我々は、複雑で精緻な神経ネットワークの形成機構を解明するため、神経特異的な細胞間認識分子の機能解析を試みている。選択的な軸索束の形成や標的認識に関わる分子の候補として、神経特異的なカドヘリンスーパーファミリーの新しい分子、CAD47B に注目した。カドヘリンスーパーファミリーの分子は、in vitro での接着活性やダイナミックな発現様式から、生体内での細胞間認識機構に関与していると予想されているからである。
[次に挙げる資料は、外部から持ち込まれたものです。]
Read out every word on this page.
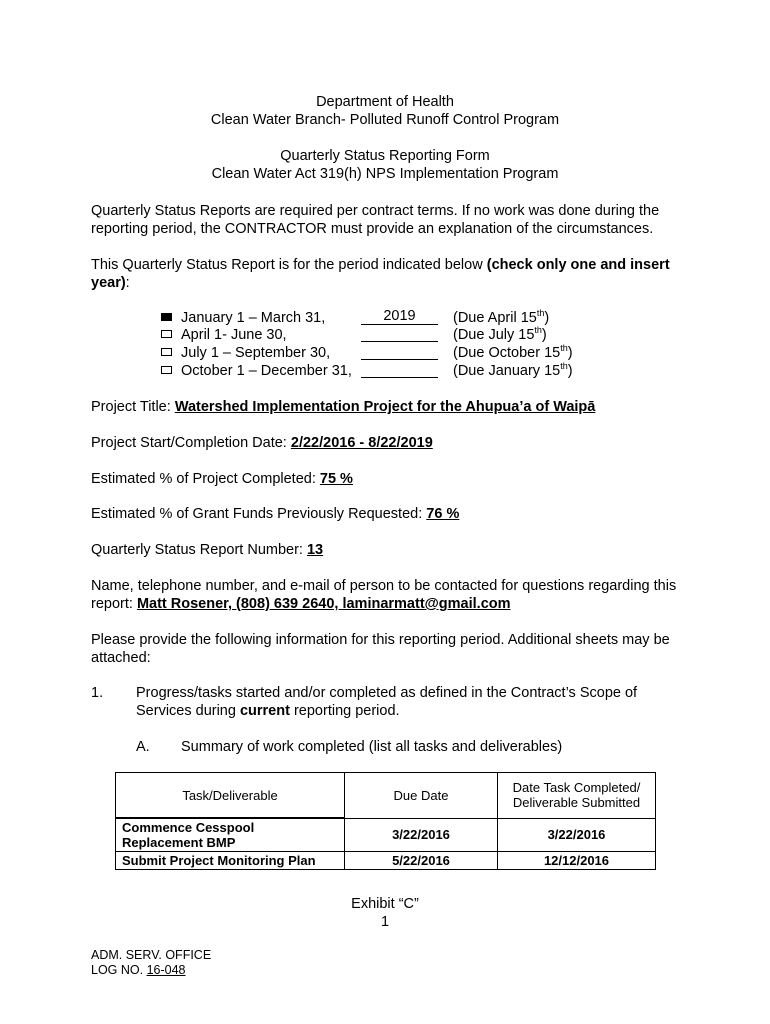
Department of Health
Clean Water Branch- Polluted Runoff Control Program
Quarterly Status Reporting Form
Clean Water Act 319(h) NPS Implementation Program
Quarterly Status Reports are required per contract terms. If no work was done during the reporting period, the CONTRACTOR must provide an explanation of the circumstances.
This Quarterly Status Report is for the period indicated below (check only one and insert year):
January 1 – March 31,	2019	(Due April 15th)
April 1- June 30,	(Due July 15th)
July 1 – September 30,	(Due October 15th)
October 1 – December 31,	(Due January 15th)
Project Title: Watershed Implementation Project for the Ahupua’a of Waipā
Project Start/Completion Date: 2/22/2016 - 8/22/2019
Estimated % of Project Completed: 75 %
Estimated % of Grant Funds Previously Requested: 76 %
Quarterly Status Report Number: 13
Name, telephone number, and e-mail of person to be contacted for questions regarding this report: Matt Rosener, (808) 639 2640, laminarmatt@gmail.com
Please provide the following information for this reporting period. Additional sheets may be attached:
1. Progress/tasks started and/or completed as defined in the Contract’s Scope of Services during current reporting period.
A. Summary of work completed (list all tasks and deliverables)
Task/Deliverable	Due Date	Date Task Completed/ Deliverable Submitted
Commence Cesspool Replacement BMP	3/22/2016	3/22/2016
Submit Project Monitoring Plan	5/22/2016	12/12/2016
Exhibit “C”
1
ADM. SERV. OFFICE
LOG NO. 16-048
構造解析から、ショウジョウバエ CAD47B は7回膜貫通領域を持つ、まったく新しいタイプのカドヘリンスーパーファミリーの分子であることがわかった。最近、ヒトのホモログ分子が同定され、種を越えた分子ファミリーを形成していると考えられる。cad47B の mRNA は、胚発生後期の中枢神経系の多くの細胞で見られたほか、末梢神経系のグリア細胞でも発現していた。抗体染色の結果から、CAD47Bタンパクは、少なくとも軸索に局在していた。生体内での機能解析を目指して、cad47B 突然変異株の分離を試みた。染色体バンド 47B 領域の近傍にマップされる致死変異株のなかから、抗体染色を利用したスクリーニングにより、31 株の突然変異株を分離できた。分子マーカーを用いた解析から、一部の変異株では、中枢神経系の一部の軸索束が分断されたり、特異的な軸索束形成が阻害されるなどの異常を認めた。この結果から、CAD47B は、細胞間認識分子として、軸索―軸索間の相互認識機構に関与していると推測できる。現在、運動神経の走行パターンや末梢のグリア細胞の突起伸長などに注目して、解析を進めている。